CCJA, 3e ch., 29 mars 2018, no 078/2018
Un garant, ayant rédigé lui-même la lettre de garantie en omettant certaines mentions exigées à peine de nullité par l’Acte uniforme portant organisation des sûretés (AUS), peut voir la sûreté annulée au détriment du bénéficiaire.

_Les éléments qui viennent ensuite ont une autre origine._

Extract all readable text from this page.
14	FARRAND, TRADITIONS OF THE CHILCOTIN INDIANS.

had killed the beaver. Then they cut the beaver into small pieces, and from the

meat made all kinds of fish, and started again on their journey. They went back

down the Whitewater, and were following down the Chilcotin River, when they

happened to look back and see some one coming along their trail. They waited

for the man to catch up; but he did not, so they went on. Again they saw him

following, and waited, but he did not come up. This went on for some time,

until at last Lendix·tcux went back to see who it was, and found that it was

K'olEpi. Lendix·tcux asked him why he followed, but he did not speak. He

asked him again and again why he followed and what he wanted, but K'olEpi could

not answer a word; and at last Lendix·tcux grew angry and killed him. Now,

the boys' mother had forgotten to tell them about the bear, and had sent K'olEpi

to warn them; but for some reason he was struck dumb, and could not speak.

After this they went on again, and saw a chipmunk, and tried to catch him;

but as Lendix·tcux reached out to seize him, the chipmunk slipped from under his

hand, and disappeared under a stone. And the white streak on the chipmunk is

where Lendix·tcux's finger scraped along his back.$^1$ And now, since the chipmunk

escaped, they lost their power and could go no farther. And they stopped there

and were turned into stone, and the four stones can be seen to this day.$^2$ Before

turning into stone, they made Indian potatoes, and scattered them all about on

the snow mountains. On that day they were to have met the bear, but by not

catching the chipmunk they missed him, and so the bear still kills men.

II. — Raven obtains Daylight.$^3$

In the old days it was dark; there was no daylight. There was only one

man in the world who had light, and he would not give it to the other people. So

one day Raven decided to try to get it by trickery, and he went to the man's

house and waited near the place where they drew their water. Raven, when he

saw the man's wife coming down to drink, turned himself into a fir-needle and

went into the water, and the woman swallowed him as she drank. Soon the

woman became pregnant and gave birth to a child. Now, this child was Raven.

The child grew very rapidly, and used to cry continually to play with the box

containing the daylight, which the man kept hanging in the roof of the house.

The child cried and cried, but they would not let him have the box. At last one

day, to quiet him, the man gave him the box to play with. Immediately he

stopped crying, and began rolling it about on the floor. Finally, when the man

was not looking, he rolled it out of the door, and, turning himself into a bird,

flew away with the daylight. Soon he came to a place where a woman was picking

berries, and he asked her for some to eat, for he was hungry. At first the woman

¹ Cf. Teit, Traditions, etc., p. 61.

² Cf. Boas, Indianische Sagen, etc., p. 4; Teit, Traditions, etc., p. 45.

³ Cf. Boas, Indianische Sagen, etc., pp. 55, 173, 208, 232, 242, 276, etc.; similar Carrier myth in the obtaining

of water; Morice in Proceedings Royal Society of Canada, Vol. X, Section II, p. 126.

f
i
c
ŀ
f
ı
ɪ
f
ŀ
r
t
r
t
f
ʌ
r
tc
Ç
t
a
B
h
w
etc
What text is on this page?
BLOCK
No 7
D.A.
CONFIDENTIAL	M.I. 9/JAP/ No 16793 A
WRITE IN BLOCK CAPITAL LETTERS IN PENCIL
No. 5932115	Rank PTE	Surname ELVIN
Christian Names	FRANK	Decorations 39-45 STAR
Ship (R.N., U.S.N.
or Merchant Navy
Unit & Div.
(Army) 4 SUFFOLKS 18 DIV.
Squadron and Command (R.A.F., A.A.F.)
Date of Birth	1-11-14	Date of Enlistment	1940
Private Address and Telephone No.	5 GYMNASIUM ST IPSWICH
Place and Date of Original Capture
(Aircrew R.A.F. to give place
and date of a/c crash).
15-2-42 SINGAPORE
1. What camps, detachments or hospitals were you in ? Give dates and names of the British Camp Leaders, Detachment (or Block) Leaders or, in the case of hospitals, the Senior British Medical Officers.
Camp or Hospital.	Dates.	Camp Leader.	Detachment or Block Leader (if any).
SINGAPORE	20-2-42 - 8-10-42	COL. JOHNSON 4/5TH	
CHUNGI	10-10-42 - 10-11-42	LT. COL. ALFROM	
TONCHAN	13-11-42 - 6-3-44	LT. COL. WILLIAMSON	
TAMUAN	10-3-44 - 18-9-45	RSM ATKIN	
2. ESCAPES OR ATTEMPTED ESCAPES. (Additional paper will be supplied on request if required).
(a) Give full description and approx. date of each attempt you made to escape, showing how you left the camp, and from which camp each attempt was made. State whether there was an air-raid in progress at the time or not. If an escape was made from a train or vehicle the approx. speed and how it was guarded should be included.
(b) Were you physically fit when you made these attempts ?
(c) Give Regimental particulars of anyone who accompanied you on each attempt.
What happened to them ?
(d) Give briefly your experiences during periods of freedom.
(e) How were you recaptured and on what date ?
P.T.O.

C’est l’enseignement majeur à retenir de l’arrêt ici commenté.
La lettre de garantie, aujourd’hui appelée garantie autonome, est l’engagement par lequel le garant s’oblige, en considération d’une obligation souscrite par le donneur d’ordre et sur instructions de ce donneur d’ordre, à payer une somme déterminée au bénéficiaire, soit sur première demande de la part de ce dernier, soit selon des modalités convenues.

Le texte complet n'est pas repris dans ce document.